In der Mitte der Stube über zwei Bänken stand der glatte Fichtensarg. Der Deckel lehnte seitwärts an einem Kasten. Vor der Totentruhe stand ein kleines Bänkchen zum Niederknien. So hatte es der Faustin am Nachmittag befohlen – sterben wollte er allein.

So war Severin der Erste, der den Toten sah. Er blieb nicht, als die Leute zur Totenwacht kamen, sondern nahm den Weg übers Dorf zum jenseitigen Hang. Bald war er daheim.
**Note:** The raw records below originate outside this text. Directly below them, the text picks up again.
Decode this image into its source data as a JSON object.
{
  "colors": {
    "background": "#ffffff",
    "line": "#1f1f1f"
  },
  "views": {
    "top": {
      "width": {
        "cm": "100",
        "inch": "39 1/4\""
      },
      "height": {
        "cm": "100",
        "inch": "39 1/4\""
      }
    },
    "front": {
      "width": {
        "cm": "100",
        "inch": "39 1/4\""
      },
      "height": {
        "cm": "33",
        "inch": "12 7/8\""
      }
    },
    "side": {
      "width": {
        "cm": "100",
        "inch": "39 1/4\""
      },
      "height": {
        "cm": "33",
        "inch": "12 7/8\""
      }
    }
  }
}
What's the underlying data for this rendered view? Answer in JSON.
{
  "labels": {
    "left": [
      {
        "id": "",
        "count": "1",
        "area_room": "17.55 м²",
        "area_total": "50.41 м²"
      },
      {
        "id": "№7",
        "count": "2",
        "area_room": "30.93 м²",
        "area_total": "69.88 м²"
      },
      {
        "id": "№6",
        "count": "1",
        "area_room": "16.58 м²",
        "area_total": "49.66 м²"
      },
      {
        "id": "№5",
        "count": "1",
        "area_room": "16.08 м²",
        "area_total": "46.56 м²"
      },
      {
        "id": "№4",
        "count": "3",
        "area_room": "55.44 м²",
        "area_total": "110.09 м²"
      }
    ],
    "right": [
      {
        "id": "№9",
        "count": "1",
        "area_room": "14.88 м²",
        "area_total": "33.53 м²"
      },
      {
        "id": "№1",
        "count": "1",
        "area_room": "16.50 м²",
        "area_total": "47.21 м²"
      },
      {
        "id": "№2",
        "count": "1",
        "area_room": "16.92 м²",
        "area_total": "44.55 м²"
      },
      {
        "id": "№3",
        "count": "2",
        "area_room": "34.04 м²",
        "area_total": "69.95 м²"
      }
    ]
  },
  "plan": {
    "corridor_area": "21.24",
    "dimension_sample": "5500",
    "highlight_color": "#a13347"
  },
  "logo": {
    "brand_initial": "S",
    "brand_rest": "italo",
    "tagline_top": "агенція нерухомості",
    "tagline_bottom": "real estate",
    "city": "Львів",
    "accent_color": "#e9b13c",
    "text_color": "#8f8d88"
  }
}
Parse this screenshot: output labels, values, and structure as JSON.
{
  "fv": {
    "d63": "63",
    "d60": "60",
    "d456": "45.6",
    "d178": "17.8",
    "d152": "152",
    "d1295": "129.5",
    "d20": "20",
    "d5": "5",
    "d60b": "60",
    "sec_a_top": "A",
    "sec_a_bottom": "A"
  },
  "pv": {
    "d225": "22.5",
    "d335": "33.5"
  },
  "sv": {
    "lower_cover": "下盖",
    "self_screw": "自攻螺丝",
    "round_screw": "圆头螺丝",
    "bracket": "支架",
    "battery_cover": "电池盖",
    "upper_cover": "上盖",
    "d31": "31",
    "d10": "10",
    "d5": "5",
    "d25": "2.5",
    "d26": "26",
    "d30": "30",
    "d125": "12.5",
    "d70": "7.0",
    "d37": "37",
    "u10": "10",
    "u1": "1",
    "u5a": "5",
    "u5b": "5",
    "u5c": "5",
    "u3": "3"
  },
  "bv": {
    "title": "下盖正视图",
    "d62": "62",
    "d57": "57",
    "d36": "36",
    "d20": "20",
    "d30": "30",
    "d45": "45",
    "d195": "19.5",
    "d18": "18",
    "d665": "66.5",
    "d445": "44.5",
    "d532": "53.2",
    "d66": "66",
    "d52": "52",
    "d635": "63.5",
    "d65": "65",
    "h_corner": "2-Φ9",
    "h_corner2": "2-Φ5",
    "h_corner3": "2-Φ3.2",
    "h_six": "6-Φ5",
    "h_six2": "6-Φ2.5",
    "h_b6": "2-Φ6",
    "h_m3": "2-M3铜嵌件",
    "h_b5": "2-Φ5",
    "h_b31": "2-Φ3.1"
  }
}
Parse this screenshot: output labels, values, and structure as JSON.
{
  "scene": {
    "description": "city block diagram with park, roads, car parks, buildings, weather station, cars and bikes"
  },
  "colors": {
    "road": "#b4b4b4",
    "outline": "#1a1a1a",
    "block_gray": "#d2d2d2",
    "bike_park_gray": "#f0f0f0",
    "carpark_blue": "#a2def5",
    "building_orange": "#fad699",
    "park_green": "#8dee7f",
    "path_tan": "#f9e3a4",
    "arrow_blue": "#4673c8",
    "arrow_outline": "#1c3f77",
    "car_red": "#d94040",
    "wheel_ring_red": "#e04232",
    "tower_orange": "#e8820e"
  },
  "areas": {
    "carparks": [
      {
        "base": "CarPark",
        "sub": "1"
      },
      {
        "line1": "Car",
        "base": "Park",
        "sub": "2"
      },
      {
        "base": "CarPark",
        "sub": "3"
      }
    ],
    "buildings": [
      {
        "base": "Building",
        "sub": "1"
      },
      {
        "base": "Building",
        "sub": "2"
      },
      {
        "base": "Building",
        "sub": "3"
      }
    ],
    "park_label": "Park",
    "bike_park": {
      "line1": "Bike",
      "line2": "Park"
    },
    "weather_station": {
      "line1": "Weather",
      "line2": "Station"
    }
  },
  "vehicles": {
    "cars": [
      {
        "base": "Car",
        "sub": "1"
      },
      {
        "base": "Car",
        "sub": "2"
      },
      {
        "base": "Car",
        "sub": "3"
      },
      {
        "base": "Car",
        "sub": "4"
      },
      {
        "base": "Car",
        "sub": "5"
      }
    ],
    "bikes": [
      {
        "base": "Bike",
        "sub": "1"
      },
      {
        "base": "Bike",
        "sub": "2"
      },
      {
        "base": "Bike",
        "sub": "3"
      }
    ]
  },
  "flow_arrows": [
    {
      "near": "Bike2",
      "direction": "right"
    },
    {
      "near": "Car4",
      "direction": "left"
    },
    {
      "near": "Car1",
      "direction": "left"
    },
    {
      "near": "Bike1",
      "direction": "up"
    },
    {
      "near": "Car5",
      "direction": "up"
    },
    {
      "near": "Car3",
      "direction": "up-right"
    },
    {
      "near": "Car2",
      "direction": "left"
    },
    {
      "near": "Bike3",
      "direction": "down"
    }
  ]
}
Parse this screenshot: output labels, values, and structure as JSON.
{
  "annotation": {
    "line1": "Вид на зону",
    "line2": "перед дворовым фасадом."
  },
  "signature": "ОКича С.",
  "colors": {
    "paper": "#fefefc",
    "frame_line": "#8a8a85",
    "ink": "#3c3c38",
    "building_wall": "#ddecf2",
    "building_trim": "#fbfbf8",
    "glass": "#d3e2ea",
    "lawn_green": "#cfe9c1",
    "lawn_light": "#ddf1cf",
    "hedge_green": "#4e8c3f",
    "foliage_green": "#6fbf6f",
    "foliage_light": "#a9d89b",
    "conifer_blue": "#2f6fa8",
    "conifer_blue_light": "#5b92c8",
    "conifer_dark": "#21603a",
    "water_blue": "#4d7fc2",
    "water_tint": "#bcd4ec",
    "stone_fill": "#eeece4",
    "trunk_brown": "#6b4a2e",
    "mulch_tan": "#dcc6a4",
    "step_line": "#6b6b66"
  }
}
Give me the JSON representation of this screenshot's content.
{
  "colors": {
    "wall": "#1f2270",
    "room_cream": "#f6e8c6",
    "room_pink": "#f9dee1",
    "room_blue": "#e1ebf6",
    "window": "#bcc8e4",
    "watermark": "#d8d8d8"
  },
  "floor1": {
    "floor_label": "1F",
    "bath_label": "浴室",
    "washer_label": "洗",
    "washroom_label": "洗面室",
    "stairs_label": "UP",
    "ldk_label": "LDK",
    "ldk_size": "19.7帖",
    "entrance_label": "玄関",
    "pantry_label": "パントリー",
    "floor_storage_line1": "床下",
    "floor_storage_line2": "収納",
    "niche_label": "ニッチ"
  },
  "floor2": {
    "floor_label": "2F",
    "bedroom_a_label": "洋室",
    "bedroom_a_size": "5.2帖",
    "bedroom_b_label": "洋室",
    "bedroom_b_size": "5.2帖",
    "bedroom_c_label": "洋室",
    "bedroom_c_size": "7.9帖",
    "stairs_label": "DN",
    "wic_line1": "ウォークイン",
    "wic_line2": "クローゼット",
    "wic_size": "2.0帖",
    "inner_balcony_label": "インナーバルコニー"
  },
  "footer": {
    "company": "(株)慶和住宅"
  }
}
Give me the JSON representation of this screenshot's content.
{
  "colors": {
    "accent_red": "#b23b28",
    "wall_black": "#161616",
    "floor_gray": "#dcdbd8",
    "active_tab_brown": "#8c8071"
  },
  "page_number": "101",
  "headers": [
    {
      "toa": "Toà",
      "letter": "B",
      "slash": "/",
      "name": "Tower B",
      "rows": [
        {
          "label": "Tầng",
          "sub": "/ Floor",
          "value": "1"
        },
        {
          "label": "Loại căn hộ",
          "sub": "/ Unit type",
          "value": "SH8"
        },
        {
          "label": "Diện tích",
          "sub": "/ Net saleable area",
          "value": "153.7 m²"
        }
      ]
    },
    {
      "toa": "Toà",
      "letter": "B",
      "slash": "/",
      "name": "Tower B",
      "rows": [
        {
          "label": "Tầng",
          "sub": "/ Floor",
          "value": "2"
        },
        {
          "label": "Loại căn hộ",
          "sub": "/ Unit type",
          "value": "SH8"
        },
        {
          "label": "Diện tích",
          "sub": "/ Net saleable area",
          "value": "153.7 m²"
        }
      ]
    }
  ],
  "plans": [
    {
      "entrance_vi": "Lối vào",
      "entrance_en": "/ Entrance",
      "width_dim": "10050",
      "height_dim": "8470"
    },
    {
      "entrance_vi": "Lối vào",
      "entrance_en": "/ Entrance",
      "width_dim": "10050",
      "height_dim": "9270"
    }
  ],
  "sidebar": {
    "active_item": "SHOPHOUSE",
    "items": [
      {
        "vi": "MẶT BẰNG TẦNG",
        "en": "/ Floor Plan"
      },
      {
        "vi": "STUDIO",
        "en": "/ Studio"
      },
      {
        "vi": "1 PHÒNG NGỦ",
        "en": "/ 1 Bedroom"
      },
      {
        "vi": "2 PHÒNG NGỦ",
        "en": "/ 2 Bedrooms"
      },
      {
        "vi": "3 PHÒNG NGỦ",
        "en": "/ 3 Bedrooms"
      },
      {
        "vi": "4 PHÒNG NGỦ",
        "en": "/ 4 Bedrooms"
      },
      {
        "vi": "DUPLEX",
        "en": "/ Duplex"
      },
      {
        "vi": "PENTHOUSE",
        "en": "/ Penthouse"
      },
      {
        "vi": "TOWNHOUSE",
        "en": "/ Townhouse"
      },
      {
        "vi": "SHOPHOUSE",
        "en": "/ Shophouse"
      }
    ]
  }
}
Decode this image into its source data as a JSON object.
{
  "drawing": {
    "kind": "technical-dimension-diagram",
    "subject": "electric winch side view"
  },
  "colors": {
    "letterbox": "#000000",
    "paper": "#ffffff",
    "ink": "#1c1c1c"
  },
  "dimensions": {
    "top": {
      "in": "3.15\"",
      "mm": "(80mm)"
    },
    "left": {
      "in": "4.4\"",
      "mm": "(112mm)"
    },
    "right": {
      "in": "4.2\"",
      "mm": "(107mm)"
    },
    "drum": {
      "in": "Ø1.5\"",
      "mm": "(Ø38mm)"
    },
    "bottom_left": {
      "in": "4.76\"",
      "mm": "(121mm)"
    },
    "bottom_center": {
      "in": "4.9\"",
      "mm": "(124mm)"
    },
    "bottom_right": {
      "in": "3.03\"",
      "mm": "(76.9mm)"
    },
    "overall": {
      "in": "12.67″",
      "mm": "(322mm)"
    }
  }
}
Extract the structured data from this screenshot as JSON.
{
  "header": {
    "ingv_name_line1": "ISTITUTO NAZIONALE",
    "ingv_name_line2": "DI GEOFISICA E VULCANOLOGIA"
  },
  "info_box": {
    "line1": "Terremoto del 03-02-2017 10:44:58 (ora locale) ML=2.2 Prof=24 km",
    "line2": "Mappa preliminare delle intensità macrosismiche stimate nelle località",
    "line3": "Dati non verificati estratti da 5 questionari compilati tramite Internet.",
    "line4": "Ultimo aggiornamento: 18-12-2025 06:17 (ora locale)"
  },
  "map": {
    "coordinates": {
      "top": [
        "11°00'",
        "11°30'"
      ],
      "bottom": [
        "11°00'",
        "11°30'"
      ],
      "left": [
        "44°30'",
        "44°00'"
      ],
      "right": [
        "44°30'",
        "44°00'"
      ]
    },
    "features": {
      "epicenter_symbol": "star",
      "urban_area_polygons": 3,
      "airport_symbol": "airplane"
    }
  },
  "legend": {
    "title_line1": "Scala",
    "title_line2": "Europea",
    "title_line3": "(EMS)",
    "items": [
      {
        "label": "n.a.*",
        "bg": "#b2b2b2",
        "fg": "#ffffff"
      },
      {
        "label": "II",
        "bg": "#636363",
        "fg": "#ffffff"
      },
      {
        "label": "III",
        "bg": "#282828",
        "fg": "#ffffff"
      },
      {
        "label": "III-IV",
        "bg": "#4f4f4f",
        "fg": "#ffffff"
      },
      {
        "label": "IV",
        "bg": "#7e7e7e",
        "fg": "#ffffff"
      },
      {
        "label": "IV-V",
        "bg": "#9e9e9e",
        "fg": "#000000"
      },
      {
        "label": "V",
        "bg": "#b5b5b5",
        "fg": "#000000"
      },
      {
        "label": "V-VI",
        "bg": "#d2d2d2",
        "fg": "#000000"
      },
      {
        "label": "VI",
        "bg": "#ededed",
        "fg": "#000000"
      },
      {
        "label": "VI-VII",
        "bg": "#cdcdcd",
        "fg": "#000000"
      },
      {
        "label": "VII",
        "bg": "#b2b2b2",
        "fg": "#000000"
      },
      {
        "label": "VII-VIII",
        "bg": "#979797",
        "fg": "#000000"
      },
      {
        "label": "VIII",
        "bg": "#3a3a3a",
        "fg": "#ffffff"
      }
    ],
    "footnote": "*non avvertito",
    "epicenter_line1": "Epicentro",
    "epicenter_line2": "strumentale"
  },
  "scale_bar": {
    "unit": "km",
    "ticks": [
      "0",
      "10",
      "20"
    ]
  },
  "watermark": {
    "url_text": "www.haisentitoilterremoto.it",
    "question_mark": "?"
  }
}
Er schloß die Falter am Krahlenerhof auf. Seltsam ans Herz gewachsen war ihm der kreischende Ton. Der Hund winselte vor Freude, als Severin vorbeiging. 29 Severin kannte das Versteck des Stallschlüssels. Er schloß die Stallung auf. Hinter ihm blieb das Tor offen, in breiter Bahn kam das Mondlicht herein. Er ging an der Reihe der Kühe entlang, strich über ihre Lenden, nahm die Enden ihrer Hörner in die Hand, richtete ihre verhängten Ketten. Das Pferd äugte aus seinem Verschlag, seine Augen waren dunkel und blank wie Turmalin. Severin stieg die Holzstiege hinauf in die Getreidekammer. Er öffnete die Kästen. Süß und schwer entströmte ihnen der Duft des Korns, des Hafers. Er faßte mit den Händen in die Haufen, die Körner rieselten kühl durch seine Finger. Im vergangenen Frühjahr hatte er zum erstenmal neben dem Kralehner die Arbeit des Säens getan. Er meinte jetzt noch zu spüren, wie die Körner aus seiner Hand strahlten. Kein anderer auf dem Hof hatte je die Saat gestreut als der Kralehner und damals er, Severin, der Ziehsohn.

In dieser Stunde wußte es Severin, er war an den Hof gebunden.

Leise schloß er die Truhen. Er verließ den Stall, versorgte den Schlüssel und ging in seine Kammer. Dort entzündete er, wie es der Brauch im Dorfe will, das Totenlicht für den alten Faustin.